Okurumun söylediklerine katılmamak mümkün değil. Bazı yöneticilerin “Eğitim seviyesi yükseldikçe, iman azalıyor.” Dediği bir ülkede bu sözü kullananların kimlere hizmet ettiği soru işareti. Gerçekten önceki yazılarımda da belirttiğim gibi emperyalizmin saltanatına son verebilmek için hepimiz okumak ve yapılan her işi sorgulamak zorundayız. Çocuklarımızı mutlaka okutmak iyi bir eğitim aldırmak zorundayız. Sadece okulda öğrendikleriyle yetinmemeli özellikle tarihi kitapları okumalarını sağlayarak çocuklarımızın genel kültürde çok iyi seviyelere gelmelerini sağlamalıyız.
Geçtiğimiz 1-2 gün içinde televizyonlarda 15.055 rakamı ile ilgili programlar dolaştı. Kameralar belki 10 kişiye sordular, “15.055” rakamı sizin için ne ifade ediyor?” diye sordular. Ama kimse doğru bir cevap veremedi. En sonunda spiker verdi doğru cevabı “Kurtuluş Savaşı’nda vermiş olduğumuz Şehitlerin sayısı 15.055.” dedi. Sonrasında sorulara doğru cevap veremeyenlerin çoğunun gözleri buğulandı, ağlamaklı oldular. Söz konusu program halk olarak genel kültürde yerlerde süründüğümüzün bir ispatı gibiydi. Okumayan insanların toplumda konuşacak sözleri de olmaz. Gerçi artık eski sohbetler hak getire de. Şimdi herkesin elinde bir akıllı telefon, sohbetler cep telefonları üzerinden yapılıyor.
Eğitimden söz açılınca 1949 yılında ABD ile imzalanan ve 1950 yılında TBMM’den geçerek onaylanan Fullbright Eğitim Anlaşmasından ve bu anlaşma sonucu oluşturulan 8 kişilik Fullbright Eğitim Komisyonu’ndan söz etmemek olmaz. 4'ü Türk vatandaşı, 4'ü ABD vatandaşı 8 kişiden oluşan bu komisyonun başında Türkiye Cumhuriyeti Hükumeti Milli Eğitim Bakanı olsaydı belki biraz mazur görülebilirdi bizim açımızdan. Ancak ortak alınacak kararlarda oyların eşit gelmesi durumunda komisyonun fahri başkanı konumunda olan ABD Büyükelçisi’nin oyu belirleyici oluyor.

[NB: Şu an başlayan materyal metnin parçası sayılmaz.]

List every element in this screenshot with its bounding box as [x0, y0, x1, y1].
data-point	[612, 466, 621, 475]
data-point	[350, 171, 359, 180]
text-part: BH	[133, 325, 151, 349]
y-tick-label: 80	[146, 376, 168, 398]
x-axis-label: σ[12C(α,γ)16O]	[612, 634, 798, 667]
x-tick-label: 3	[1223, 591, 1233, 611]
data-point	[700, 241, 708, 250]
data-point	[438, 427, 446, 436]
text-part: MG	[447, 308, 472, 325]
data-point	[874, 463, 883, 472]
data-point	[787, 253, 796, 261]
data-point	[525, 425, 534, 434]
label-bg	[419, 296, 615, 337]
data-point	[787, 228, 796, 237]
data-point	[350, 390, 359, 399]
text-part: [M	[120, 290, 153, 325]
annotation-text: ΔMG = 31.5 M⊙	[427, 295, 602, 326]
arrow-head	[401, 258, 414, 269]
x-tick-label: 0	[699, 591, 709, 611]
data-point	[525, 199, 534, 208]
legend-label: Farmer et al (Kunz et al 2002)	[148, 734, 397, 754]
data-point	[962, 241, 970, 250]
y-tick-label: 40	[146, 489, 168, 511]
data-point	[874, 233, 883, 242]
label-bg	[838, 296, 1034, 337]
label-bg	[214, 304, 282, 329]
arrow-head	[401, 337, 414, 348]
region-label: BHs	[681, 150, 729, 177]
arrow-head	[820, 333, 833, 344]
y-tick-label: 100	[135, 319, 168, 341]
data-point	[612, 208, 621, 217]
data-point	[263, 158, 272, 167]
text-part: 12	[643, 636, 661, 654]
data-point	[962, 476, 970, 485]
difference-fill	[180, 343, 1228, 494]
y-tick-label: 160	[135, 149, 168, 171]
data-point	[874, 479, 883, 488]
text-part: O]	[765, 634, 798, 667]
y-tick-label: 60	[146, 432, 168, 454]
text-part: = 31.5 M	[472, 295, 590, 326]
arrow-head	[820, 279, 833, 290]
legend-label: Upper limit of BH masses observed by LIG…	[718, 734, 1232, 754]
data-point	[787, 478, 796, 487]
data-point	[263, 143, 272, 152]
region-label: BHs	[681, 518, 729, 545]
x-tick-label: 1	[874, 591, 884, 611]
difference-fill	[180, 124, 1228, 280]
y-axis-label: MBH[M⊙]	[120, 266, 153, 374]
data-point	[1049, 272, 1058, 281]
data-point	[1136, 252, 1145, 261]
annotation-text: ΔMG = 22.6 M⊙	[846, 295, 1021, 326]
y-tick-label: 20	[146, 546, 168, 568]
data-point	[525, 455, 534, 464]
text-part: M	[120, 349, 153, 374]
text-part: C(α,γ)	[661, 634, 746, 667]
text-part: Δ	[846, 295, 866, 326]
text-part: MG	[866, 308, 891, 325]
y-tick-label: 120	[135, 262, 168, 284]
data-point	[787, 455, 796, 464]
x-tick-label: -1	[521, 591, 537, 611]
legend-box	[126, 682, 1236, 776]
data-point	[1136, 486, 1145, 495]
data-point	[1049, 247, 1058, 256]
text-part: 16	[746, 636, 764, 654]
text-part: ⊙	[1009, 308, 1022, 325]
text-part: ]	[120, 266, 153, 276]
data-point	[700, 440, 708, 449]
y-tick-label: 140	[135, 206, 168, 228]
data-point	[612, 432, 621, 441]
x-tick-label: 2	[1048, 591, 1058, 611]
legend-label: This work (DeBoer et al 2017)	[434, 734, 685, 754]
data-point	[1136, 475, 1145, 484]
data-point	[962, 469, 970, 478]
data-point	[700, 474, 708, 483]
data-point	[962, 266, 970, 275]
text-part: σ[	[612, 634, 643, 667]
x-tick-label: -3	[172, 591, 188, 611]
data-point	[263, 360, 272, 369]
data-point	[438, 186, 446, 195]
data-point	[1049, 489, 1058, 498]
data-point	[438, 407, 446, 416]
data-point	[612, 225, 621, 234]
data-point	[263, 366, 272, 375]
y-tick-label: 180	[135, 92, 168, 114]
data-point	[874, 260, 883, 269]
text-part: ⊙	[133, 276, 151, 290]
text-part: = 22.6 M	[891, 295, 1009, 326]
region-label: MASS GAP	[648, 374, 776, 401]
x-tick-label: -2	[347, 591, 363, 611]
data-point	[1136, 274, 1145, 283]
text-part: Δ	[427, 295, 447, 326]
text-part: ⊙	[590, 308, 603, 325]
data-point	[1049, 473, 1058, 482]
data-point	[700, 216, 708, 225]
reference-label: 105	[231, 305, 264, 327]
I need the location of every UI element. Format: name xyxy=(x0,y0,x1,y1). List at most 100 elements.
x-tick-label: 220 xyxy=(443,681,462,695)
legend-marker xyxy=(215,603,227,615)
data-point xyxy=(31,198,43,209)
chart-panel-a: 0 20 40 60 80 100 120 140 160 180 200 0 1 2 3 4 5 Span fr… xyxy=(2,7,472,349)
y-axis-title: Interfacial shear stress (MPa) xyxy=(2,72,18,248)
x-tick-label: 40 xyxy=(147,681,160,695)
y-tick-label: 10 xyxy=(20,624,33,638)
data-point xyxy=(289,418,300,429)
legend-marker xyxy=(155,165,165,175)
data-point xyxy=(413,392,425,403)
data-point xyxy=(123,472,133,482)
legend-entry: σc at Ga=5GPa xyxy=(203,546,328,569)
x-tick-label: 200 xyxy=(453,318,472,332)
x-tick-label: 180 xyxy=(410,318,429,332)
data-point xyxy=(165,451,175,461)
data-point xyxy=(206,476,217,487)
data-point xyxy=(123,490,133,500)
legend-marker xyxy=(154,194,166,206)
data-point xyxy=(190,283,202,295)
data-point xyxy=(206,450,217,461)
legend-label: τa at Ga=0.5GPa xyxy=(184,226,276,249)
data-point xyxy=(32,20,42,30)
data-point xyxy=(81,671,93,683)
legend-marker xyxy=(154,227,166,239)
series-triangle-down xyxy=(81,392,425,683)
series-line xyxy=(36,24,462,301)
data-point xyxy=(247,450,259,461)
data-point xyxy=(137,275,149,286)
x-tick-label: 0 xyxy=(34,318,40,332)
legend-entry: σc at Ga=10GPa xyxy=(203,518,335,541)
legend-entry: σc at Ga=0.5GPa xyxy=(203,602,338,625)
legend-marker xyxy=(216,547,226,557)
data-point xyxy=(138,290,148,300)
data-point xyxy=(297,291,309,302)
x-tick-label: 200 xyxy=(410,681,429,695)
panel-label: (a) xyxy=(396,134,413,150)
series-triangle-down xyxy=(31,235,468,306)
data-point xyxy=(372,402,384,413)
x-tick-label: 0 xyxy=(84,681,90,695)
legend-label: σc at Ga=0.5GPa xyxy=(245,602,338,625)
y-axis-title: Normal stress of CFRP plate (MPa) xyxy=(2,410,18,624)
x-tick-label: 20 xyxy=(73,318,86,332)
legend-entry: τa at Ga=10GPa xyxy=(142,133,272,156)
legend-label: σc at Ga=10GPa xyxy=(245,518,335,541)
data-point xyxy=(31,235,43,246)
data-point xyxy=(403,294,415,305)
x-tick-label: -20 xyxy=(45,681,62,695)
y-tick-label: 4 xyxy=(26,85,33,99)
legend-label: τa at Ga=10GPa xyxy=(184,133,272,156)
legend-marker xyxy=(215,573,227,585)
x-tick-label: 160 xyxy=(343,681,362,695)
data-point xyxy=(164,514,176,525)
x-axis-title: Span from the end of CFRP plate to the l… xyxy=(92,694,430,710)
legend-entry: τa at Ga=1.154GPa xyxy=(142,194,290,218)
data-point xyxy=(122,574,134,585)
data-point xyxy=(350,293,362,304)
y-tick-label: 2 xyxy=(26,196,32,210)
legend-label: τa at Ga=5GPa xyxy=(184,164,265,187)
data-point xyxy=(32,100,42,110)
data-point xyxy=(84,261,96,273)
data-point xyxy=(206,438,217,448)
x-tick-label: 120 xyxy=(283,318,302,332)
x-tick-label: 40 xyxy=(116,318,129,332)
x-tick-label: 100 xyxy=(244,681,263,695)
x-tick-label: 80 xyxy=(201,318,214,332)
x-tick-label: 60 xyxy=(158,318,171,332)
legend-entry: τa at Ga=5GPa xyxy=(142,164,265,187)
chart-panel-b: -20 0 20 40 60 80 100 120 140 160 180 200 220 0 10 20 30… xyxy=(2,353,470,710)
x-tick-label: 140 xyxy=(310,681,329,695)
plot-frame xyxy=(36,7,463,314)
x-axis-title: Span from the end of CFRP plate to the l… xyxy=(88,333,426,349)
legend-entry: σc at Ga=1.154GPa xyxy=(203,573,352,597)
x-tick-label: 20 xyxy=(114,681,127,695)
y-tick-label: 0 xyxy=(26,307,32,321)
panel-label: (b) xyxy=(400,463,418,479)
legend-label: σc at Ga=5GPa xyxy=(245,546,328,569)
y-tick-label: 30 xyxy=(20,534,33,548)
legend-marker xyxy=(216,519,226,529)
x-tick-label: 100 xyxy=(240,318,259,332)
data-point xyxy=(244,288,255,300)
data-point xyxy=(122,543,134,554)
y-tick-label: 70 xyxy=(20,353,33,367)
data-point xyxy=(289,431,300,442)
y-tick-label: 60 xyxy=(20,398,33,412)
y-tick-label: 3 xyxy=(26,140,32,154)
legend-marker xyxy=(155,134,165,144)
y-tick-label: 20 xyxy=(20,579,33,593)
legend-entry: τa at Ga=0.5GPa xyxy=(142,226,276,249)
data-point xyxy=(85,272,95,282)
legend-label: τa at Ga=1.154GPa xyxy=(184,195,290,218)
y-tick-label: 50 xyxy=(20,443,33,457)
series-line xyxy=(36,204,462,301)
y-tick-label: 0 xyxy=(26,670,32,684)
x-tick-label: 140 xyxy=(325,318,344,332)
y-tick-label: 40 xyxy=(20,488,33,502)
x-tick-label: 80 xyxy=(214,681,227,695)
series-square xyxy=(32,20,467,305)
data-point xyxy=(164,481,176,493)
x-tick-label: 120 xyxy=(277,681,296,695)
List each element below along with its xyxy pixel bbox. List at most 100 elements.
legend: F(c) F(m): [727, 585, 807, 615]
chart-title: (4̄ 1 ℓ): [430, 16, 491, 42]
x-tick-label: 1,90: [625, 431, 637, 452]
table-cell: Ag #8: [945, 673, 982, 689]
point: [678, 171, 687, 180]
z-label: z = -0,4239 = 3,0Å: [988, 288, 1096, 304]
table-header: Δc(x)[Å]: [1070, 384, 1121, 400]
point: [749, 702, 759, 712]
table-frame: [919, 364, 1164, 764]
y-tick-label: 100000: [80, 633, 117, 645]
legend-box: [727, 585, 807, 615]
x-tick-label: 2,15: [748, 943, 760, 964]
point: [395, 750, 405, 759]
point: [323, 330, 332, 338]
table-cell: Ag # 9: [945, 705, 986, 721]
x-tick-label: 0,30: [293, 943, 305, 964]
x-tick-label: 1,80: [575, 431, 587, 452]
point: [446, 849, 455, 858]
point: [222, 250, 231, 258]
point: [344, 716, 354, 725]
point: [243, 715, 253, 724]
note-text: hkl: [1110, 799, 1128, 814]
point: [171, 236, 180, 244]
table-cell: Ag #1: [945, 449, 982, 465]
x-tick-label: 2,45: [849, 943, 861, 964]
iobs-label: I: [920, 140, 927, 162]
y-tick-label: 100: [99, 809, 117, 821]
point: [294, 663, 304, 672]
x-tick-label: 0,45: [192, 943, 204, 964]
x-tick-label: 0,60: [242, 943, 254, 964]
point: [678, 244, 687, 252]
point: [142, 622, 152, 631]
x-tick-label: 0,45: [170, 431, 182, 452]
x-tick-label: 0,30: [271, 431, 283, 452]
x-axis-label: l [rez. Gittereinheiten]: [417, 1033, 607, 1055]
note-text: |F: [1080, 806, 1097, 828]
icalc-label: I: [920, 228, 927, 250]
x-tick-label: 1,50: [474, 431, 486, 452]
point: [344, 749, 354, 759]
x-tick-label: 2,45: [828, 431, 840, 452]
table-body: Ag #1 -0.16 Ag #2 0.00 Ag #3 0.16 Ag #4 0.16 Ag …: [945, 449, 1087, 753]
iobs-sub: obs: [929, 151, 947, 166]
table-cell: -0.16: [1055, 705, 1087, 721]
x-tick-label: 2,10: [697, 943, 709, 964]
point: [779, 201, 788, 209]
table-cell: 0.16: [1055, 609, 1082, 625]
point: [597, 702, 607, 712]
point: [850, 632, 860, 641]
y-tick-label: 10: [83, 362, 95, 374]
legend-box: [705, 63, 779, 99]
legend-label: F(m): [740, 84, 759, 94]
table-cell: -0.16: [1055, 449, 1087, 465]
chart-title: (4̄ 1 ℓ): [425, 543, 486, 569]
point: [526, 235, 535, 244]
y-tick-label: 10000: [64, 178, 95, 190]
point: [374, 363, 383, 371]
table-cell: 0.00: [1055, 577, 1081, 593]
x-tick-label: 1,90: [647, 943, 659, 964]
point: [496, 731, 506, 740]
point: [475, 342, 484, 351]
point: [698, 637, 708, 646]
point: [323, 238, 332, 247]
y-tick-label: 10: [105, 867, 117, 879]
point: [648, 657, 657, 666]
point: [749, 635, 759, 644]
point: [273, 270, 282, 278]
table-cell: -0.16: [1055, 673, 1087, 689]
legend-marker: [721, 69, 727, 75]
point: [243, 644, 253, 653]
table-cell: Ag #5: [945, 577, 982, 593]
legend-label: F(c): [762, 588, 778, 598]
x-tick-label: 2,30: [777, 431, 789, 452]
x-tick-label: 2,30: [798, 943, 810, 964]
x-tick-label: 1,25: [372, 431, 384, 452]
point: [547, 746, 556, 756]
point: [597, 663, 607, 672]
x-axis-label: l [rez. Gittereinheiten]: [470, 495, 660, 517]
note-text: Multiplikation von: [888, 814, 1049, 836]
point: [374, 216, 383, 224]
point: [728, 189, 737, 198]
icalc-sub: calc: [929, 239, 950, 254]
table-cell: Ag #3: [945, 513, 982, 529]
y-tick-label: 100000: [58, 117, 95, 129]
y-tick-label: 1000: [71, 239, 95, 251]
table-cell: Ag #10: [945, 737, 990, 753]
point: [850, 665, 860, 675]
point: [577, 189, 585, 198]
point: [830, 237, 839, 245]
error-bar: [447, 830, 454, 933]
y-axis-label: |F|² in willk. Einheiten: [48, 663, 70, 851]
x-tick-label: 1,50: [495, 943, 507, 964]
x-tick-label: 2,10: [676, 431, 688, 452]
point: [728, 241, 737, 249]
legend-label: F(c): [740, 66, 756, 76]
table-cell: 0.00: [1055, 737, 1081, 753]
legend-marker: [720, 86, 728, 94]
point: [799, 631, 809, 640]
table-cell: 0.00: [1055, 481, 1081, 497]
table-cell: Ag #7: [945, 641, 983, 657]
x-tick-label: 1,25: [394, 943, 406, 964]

Yetmedi Fulbright Eğitim Komisyonu’na katılan ABD Vatandaşlarından 2'si Elçilik çalışanı olabiliyor. Yani ABD CIA Ajanlarının bizim eğitim sistemimize girebilmesi için hiç zorlanmalarına gerek yok.
Sevgili yöneticilerimiz Suriye’nin Kuzey Doğu’sunda ülkemiz aleyhine 70.000 PKK/PYD’liyi düzenli ordu silahlı bir güç olarak eğitip donatan ve açıkça düşmanlık yapan ABD ile ilişkilerimizi daha ne kadar sürdürmek istiyorsunuz? Eğer gerçekten yerli ve milli bir eğitim istiyorsak öncelikli olarak 70 yıldır eğitimimizi yönlendiren Fullbright Eğitim Anlaşmasını bir an önce yırtıp atmak zorundayız. Bizim bildiğimiz bu anlaşma, yabancı ülkelerle eğitim üzerine daha başka ne anlaşmalar var bilemiyoruz. Ama benzer başka anlaşmalar olduğu yönünde soru işaretleri var. Bu konuda belgesi bilgisi olan arkadaşlarımız var ise sütunlarımız açıktır.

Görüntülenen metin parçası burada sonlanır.